I'm working my way through the chapter on diodes in Sedra and Smith Fifth Edition
Exercise 3.15 asks:
Consider a diode with \$n=2\$ biased at \$1ma\$. Find the change in current as a result of changing the voltage by \$(a) -20mV (b) -10mv (c)... \$ etc.
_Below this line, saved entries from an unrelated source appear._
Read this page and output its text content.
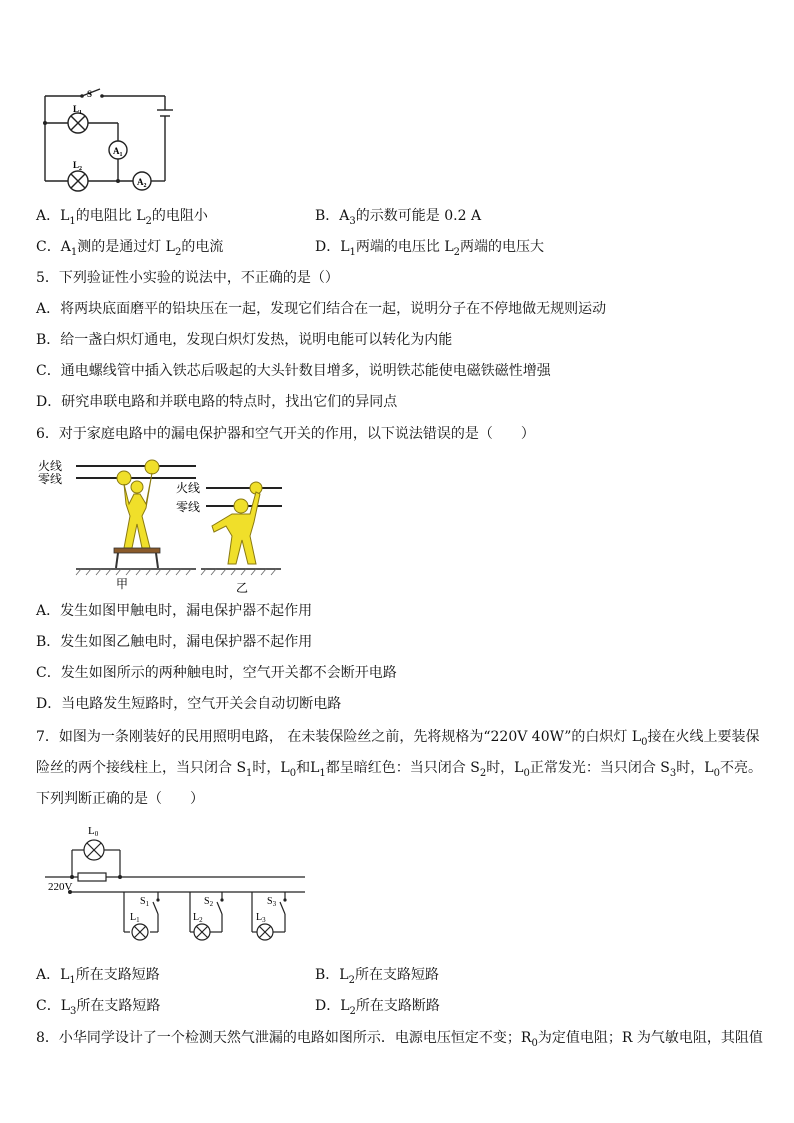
S
$L_1$
$L_2$
$A_1$
$A_2$
A．$L_1$的电阻比 $L_2$的电阻小	B．$A_3$的示数可能是 0.2 A
C．$A_1$测的是通过灯 $L_2$的电流	D．$L_1$两端的电压比 $L_2$两端的电压大
5．下列验证性小实验的说法中，不正确的是（）
A．将两块底面磨平的铅块压在一起，发现它们结合在一起，说明分子在不停地做无规则运动
B．给一盏白炽灯通电，发现白炽灯发热，说明电能可以转化为内能
C．通电螺线管中插入铁芯后吸起的大头针数目增多，说明铁芯能使电磁铁磁性增强
D．研究串联电路和并联电路的特点时，找出它们的异同点
6．对于家庭电路中的漏电保护器和空气开关的作用，以下说法错误的是（　　）
火线
零线
甲
火线
零线
乙
A．发生如图甲触电时，漏电保护器不起作用
B．发生如图乙触电时，漏电保护器不起作用
C．发生如图所示的两种触电时，空气开关都不会断开电路
D．当电路发生短路时，空气开关会自动切断电路
7．如图为一条刚装好的民用照明电路， 在未装保险丝之前，先将规格为“220V 40W”的白炽灯 $L_0$接在火线上要装保
险丝的两个接线柱上，当只闭合 $S_1$时，$L_0$和$L_1$都呈暗红色：当只闭合 $S_2$时，$L_0$正常发光：当只闭合 $S_3$时，$L_0$不亮。
下列判断正确的是（　　）
L0
220V
$S_1$	$S_2$	$S_3$
$L_1$	$L_2$	$L_3$
A．$L_1$所在支路短路	B．$L_2$所在支路短路
C．$L_3$所在支路短路	D．$L_2$所在支路断路
8．小华同学设计了一个检测天然气泄漏的电路如图所示．电源电压恒定不变；$R_0$为定值电阻；R 为气敏电阻，其阻值
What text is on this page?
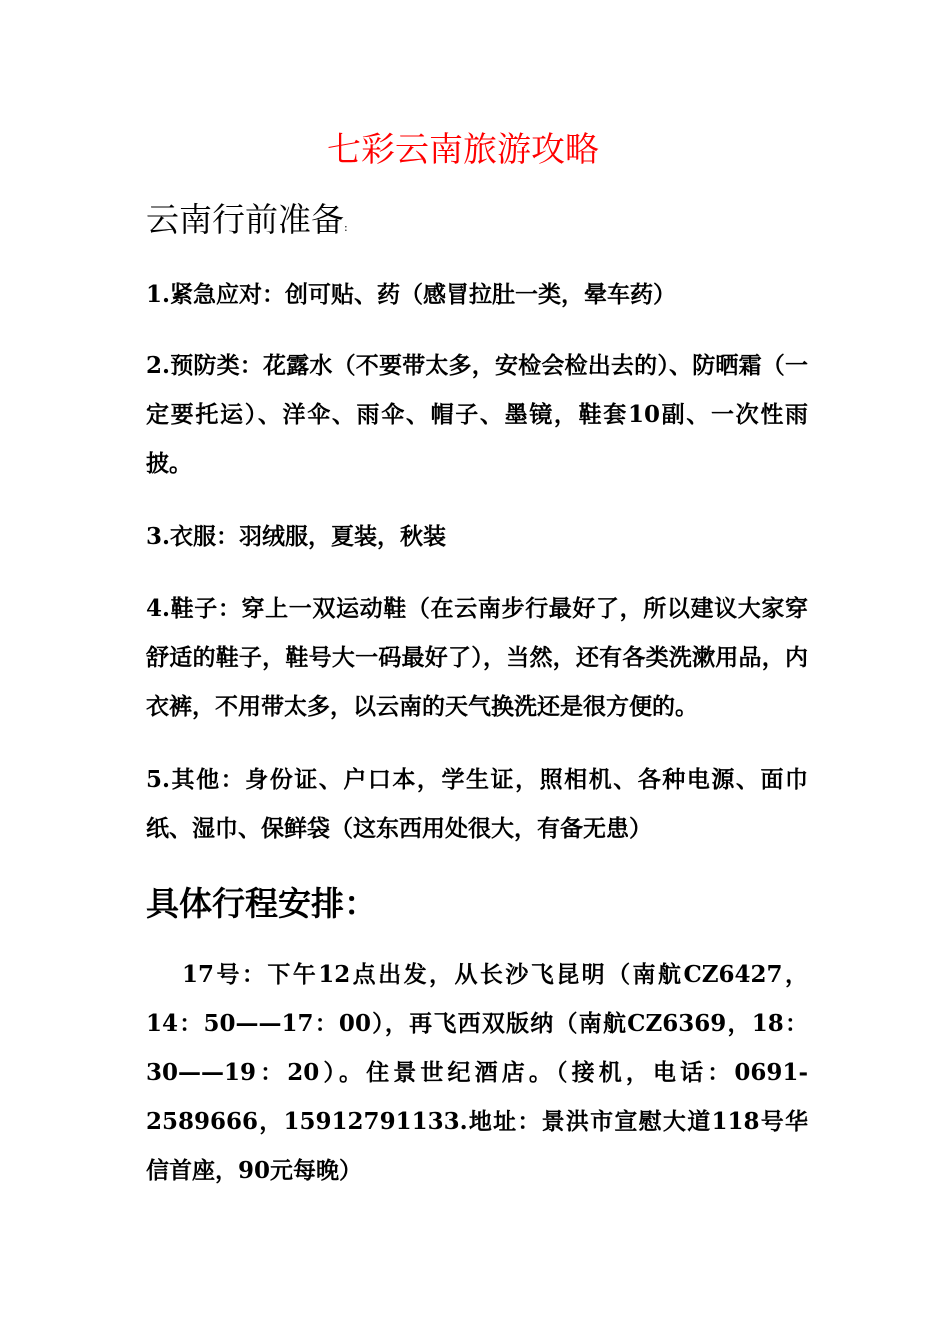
七彩云南旅游攻略
云南行前准备:

1.紧急应对：创可贴、药（感冒拉肚一类，晕车药）

2.预防类：花露水（不要带太多，安检会检出去的）、防晒霜（一定要托运）、洋伞、雨伞、帽子、墨镜，鞋套10副、一次性雨披。

3.衣服：羽绒服，夏装，秋装

4.鞋子：穿上一双运动鞋（在云南步行最好了，所以建议大家穿舒适的鞋子，鞋号大一码最好了），当然，还有各类洗漱用品，内衣裤，不用带太多，以云南的天气换洗还是很方便的。

5.其他：身份证、户口本，学生证，照相机、各种电源、面巾纸、湿巾、保鲜袋（这东西用处很大，有备无患）

具体行程安排：

17号：下午12点出发，从长沙飞昆明（南航CZ6427，14：50——17：00），再飞西双版纳（南航CZ6369，18：30——19：20）。住景世纪酒店。（接机，电话：0691-2589666，15912791133.地址：景洪市宣慰大道118号华信首座，90元每晚）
In each case , do the calculations \$(i)\$ using the small-signal model and \$(ii)\$ using the exponential model.
so for \$(i)\$ we find the diode small-signal resistance with: (page 161.)
\$ r_d = \frac{nV_t}{I_d}\$ with \$V_t = 25mv\$
\$ r_d = \frac{50mV}{1mA}\$
\$ r_d = 50\Omega\$
so then it's simply
\$\Delta I = \frac{\Delta V}{50\Omega}=\frac{-20mV}{50\Omega} = -0.40mA\$
This agrees with the answer given.
For \$(ii)\$, the exponential model:
\$ I = I_S e^{\frac{V}{nV_t}}\$
and as per the book, this can be used to get: (page 150.)
\$\frac{I_2}{I_1} = e^{(V_2-V_1)/nV_t}\$
substituting in the values:
\$\frac{I_2}{1mA} = e^{-20mV/50mV}\$
\$I_2 = 0.67mA\$
this does NOT agree with the book:
the answer given is:
\$0.33mA\$
which can be gotten by
\$0.67mA - 1mA\$
so I think I have made a small mistake, but I have been stuck on this for last two nights so I thought it was time for some help.
All advice is appreciated!!!